Wade Wilson has posed:
    "Nice," He turns to Pistolo and holds his hand up, "High 5 Gun-bro."
    The two men with firearms give a resounding high-five slap!
    Wade then turns toward Melissa and gives a nod, "Ok so when's our next... mission... quest... expedition... thing?" He folds his hands again neatly in front of himself, sitting up straight like a _good_ student. Not like someone slouching and being all horrible. He turns his head and shoots a squinty-eyed glare at Harley.

Harley Quinn has posed:
Big smile when Melissa says she has done roller skating before! Then big sads when she says it isn't her thing. Even a little pout from Harley. "Well, it's an acquired taste.." this a beat later. "Because I sorta need anotha member foh my team and ..., you may just fit the bill.. I will send you an address." she is nodding as if Melissa has already accepted going, being all smiles again.
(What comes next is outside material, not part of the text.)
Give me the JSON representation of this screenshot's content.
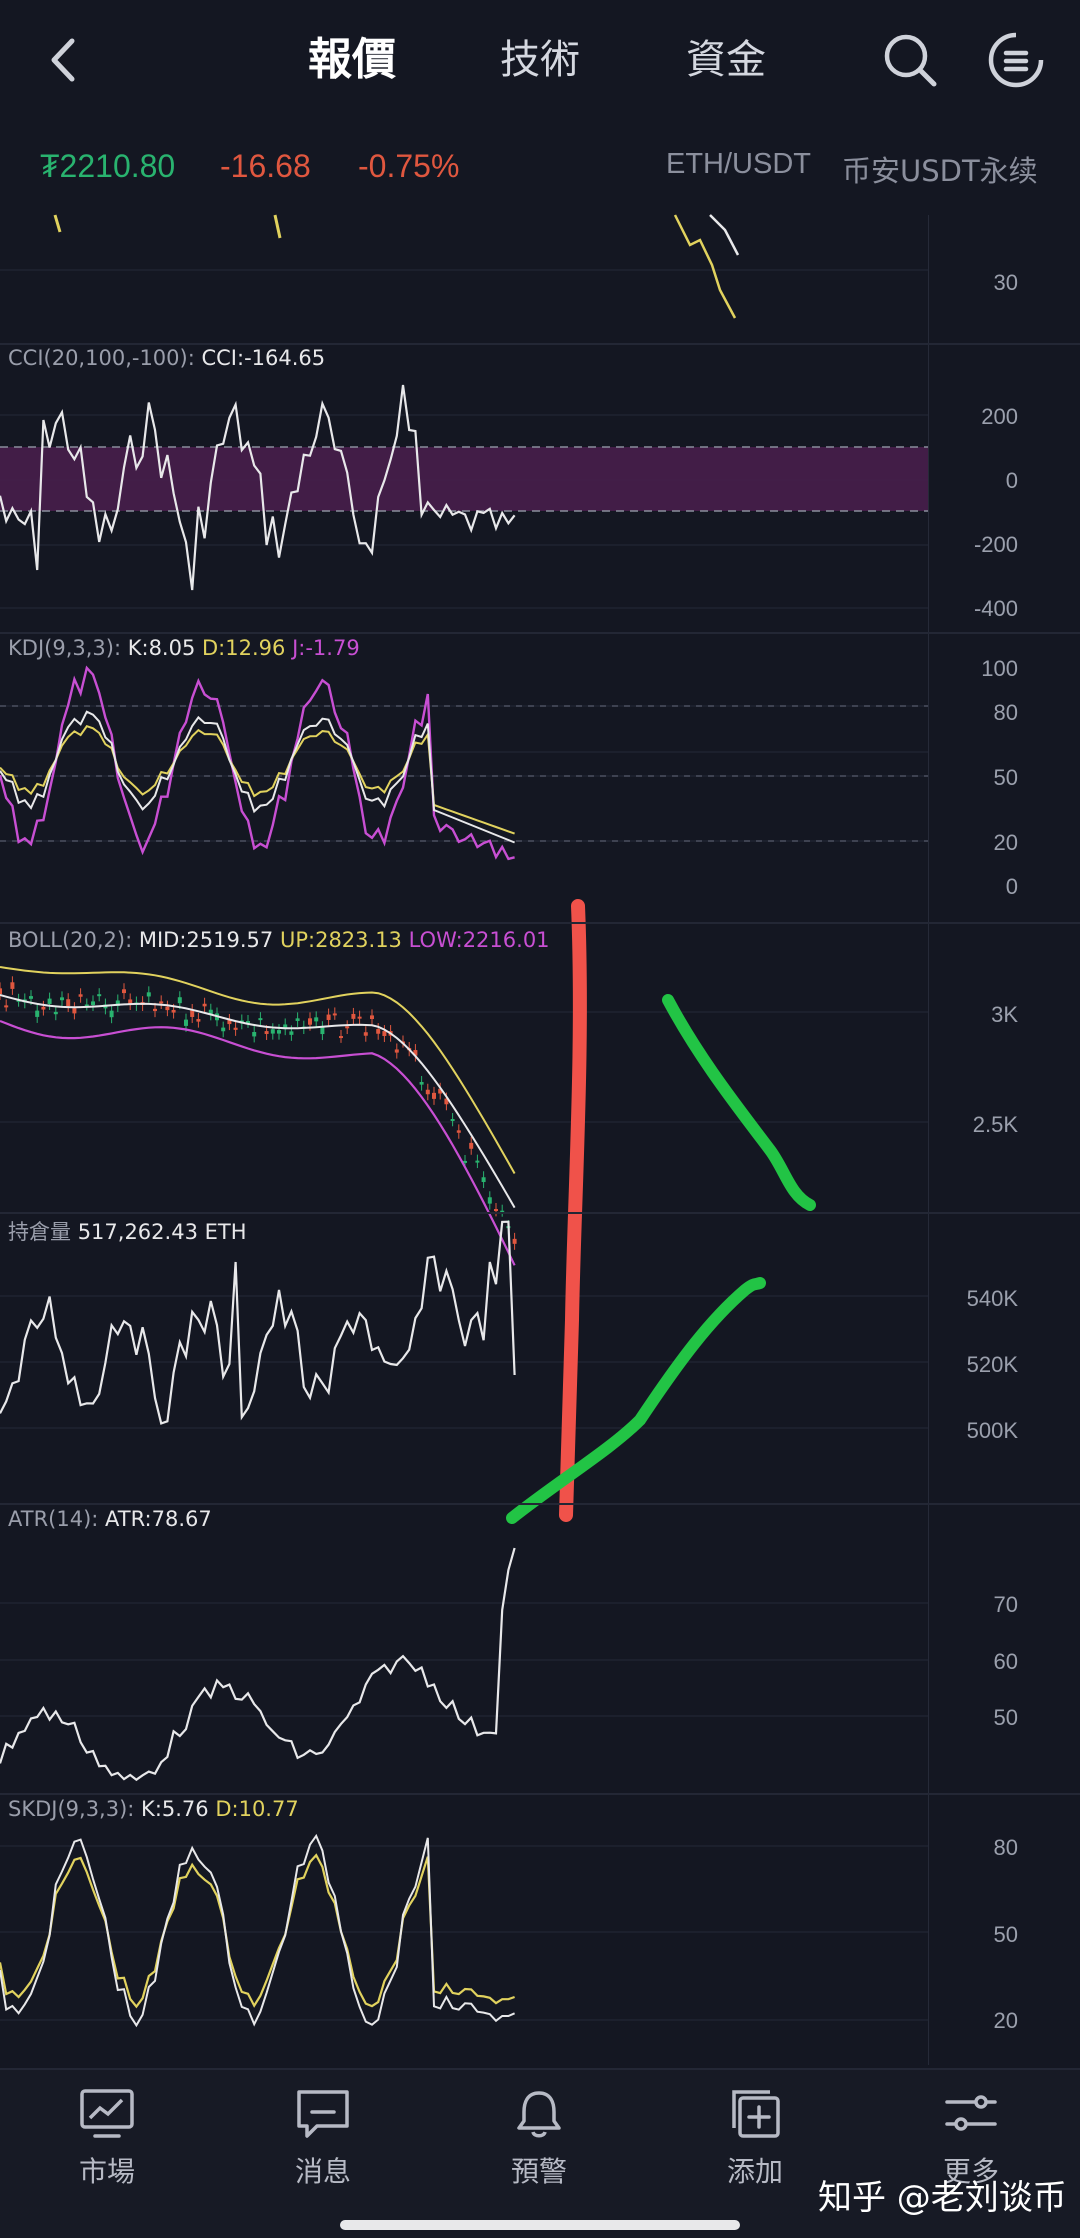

And who would want to make a clownette sad by denying such a request?!

She just shakes her head at Pistolo, "The trick is to get it off the enemies' corpses. I already used a few durin' my time with the squad." a few bazookas?!

Melissa Gold has posed:
That...was not good advice. It was but it wasn't. Because Pistolo with a bazooka--okay, let's be honest. Anyone on this team with a Bazooka probably was a bad thing.

"Next week we'll meet here, out by the main gate. Have everything you need on you cause you won't get time to go back for it. Then we'll fly to our destination. If you need anything specific, such as ammunition, reach out to your contact either off site or here at the prison and they'll get you setup."

And she hopped off the desk, gathering up her pages and turning to head for the door. "It's need to know and that's all you need at this point. More will be provided next week. And we'll see if a few more people get added to the squad before that."

Wade Wilson has posed:
    Hopping up out of his seat, Wade gains his feet and slaps his hands together. "Excellent work, guys. I totally feel the synergy. We really need to work on our core competencies. Let's get together offline, loosen the kimono, maybe shift a few paradigms. Ok? Ok." Deadpool starts to stroll toward the door.
    He turns around and starts walking backwards. Then loudly he says, "What was that Harleen? NO I won't let you cheat off my homework! And NO I will no take you to prom."
    He turns back around and is already out the door.